First, what was so attractive about the clothes that then non-Jew would have changed his whole lifestyle in order to wear them?

Second, although the gemara emphasizes Hillel’s tolerance, he must have seen something in the non-Jew’s request that was reason to convert him. What was that?

And finally, why did the non-Jew go through with the conversion if he wasn’t going to be able to wear the clothes that attracted him to Judaism in the first place?

Here’s one possibility.

The Midrash Tanchuma says that the Mishkan was a replica of the world. And it goes on to list the parallels to each act of creation. For example, “let there be light” was the ner tamid. “Let there be oceans,” was the washbasin… all the way until the last commandment, “Let there be man,” and that was the kohain gadol.

Now this kohain gadol was supposed to represent man at his best. Each detail of each article of his wardrobe represents the ultimate expression of that part of the body, whether the hat on his head, the tzitz on his forehead, the breastplate on his chest, so that when he wore all of those clothes, he personified the fully expressed person.
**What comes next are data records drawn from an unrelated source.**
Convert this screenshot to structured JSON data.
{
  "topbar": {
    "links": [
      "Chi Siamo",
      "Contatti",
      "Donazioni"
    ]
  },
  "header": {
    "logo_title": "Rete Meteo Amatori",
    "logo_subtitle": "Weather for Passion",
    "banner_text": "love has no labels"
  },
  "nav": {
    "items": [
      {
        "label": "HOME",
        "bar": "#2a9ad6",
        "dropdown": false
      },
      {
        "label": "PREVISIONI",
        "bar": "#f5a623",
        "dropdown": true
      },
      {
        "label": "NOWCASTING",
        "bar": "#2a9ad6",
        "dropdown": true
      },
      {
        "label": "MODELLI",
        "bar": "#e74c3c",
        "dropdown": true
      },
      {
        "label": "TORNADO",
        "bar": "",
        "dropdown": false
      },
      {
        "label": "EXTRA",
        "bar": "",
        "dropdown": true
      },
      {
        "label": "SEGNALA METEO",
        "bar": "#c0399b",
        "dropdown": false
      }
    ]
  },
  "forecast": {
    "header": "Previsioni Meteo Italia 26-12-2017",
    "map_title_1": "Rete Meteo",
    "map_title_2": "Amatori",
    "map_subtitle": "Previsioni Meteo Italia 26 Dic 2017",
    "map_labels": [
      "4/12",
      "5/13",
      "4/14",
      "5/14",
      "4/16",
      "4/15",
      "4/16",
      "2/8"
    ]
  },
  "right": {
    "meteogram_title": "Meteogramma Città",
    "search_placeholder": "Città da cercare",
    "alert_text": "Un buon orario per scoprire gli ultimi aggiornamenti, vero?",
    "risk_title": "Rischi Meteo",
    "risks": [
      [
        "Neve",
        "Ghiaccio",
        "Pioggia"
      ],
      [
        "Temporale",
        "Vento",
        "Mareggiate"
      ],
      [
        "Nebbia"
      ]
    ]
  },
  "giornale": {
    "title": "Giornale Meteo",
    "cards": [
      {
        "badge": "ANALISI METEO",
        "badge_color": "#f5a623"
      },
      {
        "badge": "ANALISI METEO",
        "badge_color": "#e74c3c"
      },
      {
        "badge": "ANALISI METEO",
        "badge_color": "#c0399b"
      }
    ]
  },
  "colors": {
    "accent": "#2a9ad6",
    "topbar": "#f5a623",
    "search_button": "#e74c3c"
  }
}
That’s what attracted the non-Jew. He got excited about the possibilities of human potential. He needed to know who could be worthy to wear those clothes, the ones that personify man at his best, and he wanted to be that person. Of course, he could never play the role of kohain gadol. He found that out pretty quickly. But he came to know that Judaism’s agenda was to give everyone the chance to live like that person. And he knew that firsthand, from his experiences with Hillel. Because the Gemara describes how impressed the non-Jew was with Hillel’s humility, which was a proof to him that Judaism produces great people, which could very well have convinced him he didn’t need to be a kohain gadol to achieve his goal – to achieve his potential – which is why he converted anyway. At the same time, Hillel saw these aspirations for greatness, and that was enough for him to actually help him convert.

A wise man once said that “more tragic than the waste of natural resources is the waste of human resources.” Great people are never complacent with mediocrity. They can’t enjoy an unfulfilled life. They are always on the lookout to see how they can become better. And when they see human excellence, or the opportunities for it, they get excited and look for ways to achieve it themselves. That was the drive of the non-Jew, that’s what Hillel saw, and that is the universal message of the kohain’s clothes.